The argument that would best represent my own reasons sits uneasily in this typology. It is perhaps closest to the argument for happiness, but only if this is understood in a sense similar to the one Aristotle might have given it, where happiness is about realizing a potentiality that we can in hindsight recognize as precious and central to who we are. Not everyone will experience this education in the same way. But my sense is that when this education works best, it will be valued at least in part as a form of experience, a source of new experiences, and a means to self-transformation. All experiences of course change us in different ways and to different degrees. Many of them enrich us—in the minimal sense that we can retrospectively acknowledge some way in which we are better off for having had them. But there are experiences that enrich us more than others, that bring about changes in our perspective and our ways of thinking about ourselves and the world that seem more profound, and that we treasure above the rest.
For me, this is one of them.
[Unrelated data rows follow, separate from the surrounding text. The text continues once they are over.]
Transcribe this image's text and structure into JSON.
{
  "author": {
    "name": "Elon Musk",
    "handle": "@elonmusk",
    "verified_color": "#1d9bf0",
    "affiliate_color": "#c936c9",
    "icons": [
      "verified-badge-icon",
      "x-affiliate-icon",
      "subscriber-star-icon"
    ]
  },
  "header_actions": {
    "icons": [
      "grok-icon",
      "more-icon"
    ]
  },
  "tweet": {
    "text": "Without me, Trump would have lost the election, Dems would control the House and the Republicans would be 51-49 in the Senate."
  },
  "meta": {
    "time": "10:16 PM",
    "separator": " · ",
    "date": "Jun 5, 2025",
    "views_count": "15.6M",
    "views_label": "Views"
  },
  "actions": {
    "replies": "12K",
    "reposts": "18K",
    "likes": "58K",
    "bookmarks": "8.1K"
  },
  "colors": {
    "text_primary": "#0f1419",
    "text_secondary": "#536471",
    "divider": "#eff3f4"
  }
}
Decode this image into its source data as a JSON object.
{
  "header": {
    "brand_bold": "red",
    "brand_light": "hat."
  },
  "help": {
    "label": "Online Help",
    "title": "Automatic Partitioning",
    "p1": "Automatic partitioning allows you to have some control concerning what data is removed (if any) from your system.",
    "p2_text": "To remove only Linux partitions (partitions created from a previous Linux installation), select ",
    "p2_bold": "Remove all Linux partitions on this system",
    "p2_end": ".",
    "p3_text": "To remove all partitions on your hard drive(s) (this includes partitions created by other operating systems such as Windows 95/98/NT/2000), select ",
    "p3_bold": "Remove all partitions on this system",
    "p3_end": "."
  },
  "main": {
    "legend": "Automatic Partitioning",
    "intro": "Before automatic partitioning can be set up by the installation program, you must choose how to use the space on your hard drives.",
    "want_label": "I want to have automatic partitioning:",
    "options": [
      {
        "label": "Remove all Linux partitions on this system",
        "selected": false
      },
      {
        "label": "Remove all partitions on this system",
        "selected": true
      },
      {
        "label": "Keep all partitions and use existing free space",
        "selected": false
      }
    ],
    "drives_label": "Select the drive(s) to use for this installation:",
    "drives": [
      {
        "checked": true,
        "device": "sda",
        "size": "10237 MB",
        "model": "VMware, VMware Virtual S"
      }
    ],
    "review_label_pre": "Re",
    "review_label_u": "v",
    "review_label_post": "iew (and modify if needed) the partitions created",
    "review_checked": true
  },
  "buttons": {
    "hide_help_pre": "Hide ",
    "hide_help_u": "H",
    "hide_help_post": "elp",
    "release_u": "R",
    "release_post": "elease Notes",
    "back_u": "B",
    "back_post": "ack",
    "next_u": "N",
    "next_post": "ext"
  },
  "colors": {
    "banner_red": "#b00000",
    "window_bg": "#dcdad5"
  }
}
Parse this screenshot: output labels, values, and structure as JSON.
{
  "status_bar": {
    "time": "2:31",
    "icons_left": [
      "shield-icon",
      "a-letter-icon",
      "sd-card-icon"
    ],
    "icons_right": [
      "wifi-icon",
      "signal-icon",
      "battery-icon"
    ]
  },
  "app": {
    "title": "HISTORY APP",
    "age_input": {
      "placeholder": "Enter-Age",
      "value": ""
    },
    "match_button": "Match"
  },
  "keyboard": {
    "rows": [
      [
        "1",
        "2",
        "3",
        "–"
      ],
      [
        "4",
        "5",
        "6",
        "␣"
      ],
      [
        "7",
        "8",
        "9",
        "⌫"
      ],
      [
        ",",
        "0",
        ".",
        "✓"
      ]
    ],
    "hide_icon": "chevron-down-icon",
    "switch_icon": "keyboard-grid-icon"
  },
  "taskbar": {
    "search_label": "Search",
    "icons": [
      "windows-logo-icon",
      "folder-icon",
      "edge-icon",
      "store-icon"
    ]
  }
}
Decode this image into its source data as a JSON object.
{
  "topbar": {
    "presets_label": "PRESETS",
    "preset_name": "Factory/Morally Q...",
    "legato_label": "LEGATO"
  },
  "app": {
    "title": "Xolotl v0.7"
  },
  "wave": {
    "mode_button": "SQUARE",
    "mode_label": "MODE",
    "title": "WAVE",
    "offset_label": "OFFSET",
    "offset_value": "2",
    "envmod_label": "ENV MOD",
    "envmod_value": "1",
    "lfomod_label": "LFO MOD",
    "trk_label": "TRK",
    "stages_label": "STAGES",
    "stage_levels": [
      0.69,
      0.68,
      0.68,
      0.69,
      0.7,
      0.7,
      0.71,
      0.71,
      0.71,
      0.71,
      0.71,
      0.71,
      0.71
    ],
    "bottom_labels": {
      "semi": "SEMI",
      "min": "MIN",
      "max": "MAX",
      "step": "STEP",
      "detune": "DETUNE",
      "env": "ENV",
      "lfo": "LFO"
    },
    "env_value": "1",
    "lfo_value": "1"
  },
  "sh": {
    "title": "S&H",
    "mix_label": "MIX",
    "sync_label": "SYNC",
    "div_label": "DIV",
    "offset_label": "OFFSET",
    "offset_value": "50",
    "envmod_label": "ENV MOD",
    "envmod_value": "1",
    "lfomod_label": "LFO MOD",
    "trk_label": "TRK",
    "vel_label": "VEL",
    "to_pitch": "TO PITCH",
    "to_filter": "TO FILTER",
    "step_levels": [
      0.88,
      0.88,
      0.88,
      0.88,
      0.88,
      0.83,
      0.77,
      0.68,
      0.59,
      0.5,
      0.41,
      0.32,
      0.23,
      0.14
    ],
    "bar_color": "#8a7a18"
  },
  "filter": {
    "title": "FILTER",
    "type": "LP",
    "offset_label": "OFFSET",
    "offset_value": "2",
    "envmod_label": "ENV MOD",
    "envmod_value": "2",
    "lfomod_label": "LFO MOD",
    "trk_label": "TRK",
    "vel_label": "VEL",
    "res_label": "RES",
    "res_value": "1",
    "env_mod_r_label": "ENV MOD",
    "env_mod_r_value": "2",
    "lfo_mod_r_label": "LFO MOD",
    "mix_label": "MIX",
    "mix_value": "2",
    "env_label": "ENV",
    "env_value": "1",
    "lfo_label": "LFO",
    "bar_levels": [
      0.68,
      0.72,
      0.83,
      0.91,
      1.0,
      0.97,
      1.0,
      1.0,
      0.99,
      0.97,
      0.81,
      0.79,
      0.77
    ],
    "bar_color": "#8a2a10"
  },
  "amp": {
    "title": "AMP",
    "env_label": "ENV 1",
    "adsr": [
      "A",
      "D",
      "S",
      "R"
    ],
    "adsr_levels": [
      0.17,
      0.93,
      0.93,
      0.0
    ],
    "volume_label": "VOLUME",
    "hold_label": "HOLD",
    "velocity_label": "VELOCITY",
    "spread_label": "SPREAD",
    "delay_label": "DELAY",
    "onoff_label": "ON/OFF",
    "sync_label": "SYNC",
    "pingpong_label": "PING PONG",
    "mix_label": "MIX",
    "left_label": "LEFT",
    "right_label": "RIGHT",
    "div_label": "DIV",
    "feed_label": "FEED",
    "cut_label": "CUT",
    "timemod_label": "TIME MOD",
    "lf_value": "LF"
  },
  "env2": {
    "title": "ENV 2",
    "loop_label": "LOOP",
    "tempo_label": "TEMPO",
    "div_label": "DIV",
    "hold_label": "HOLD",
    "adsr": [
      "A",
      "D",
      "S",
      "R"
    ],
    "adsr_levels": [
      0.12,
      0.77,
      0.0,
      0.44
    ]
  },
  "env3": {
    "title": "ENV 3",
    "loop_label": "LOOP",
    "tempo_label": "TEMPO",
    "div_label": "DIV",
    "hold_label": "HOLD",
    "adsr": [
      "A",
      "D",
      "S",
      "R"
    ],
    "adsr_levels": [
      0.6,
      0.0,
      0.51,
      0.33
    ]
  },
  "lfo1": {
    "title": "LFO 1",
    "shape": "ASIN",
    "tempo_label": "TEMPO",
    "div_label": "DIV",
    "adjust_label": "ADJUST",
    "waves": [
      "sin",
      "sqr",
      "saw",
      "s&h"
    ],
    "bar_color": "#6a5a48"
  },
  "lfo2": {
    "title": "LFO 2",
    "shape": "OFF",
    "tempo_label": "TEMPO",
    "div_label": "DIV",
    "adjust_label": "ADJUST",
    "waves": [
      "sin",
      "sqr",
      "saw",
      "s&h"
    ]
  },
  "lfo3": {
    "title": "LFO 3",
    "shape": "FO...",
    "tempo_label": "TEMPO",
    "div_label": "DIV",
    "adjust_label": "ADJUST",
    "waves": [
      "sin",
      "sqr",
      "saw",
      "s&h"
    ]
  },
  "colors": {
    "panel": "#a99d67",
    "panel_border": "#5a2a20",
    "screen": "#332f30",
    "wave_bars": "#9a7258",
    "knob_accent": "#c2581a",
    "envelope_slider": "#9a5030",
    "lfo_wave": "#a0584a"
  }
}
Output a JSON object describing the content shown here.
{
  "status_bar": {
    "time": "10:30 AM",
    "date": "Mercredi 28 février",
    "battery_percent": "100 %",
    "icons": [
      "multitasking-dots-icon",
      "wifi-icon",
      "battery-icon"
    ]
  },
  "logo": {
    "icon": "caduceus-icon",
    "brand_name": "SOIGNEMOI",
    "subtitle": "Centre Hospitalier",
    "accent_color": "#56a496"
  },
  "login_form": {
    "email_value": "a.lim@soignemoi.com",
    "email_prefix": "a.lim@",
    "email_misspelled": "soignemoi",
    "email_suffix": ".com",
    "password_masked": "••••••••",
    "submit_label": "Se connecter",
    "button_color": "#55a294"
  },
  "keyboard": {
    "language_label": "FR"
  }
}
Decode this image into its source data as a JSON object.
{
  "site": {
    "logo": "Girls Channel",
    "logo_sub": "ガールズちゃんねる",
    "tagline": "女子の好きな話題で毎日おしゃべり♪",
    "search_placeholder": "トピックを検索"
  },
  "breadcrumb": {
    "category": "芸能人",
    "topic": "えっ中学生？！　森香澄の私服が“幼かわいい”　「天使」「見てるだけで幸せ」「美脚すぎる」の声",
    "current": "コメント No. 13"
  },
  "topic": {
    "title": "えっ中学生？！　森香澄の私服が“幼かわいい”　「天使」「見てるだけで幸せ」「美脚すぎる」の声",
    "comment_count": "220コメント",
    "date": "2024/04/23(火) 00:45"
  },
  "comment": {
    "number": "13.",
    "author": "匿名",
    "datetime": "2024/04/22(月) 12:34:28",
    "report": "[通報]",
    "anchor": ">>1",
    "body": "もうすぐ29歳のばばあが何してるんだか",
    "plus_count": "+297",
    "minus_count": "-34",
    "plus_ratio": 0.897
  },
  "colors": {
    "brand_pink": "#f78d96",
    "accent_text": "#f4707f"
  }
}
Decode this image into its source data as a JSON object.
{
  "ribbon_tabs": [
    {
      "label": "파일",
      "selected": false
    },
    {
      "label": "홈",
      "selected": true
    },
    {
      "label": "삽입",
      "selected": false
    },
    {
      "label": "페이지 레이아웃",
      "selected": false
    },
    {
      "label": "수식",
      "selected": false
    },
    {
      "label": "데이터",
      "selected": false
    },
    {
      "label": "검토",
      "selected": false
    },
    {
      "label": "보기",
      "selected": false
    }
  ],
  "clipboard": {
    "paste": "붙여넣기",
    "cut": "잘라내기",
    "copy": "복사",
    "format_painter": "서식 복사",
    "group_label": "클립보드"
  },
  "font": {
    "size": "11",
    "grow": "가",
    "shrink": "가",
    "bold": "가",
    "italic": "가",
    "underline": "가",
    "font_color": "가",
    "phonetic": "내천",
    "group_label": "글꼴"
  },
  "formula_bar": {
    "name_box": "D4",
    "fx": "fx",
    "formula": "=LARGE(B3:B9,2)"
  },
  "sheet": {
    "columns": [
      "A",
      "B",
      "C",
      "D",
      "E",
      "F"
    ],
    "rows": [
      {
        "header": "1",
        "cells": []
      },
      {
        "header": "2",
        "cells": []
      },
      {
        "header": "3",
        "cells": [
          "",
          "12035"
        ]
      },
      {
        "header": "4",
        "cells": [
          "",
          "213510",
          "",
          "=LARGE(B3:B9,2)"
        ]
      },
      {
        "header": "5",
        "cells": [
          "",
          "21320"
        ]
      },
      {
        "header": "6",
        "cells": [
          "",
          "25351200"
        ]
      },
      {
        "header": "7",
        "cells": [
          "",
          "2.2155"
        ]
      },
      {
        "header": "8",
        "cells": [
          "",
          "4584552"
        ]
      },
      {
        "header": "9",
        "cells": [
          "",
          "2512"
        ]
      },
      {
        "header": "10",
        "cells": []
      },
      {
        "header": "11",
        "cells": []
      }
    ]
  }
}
Looking back at the different kinds of theological and philosophical texts I was exposed to in the course of my extended education, I know I would not be the same person today if I had never had the chance to encounter them and work through their ideas. I would not have been able to think the thoughts I do today if I had never spent some time puzzling through Wittgenstein’s idea of a private language or Schopenhauer’s metaphysics of the will, reflecting on Plato’s conception of human love in the Phaedrus or al-Ghazali’s understanding of divine love in the Revival of the Religious Sciences, and even blinking hard through philosophical discussions of personal identity or possible-worlds modal semantics. I wouldn’t be the same if I had never had the chance to think seriously (which is not to say profoundly) about questions such as the nature of virtue and its relation to happiness, the notion of human nature, the idea of moral luck, the ideal of magnanimity, or the experience of the sublime, just to mention some examples. I definitely would never have discovered the experience that more than any other has shaped my sense of self and of what matters—the experience of wonder. This is the experience that, not to put too fine a point on it, provides one of the few answers I know to the question why life may be worth living. And it is difficult for me to see how I would ever have come to it without the education that the study of philosophical and theological texts afforded me, by cultivating my capacity for a certain kind of critical distance and reflective self-awareness, by making certain kinds of possibilities imaginable to me and certain kinds of concepts thinkable.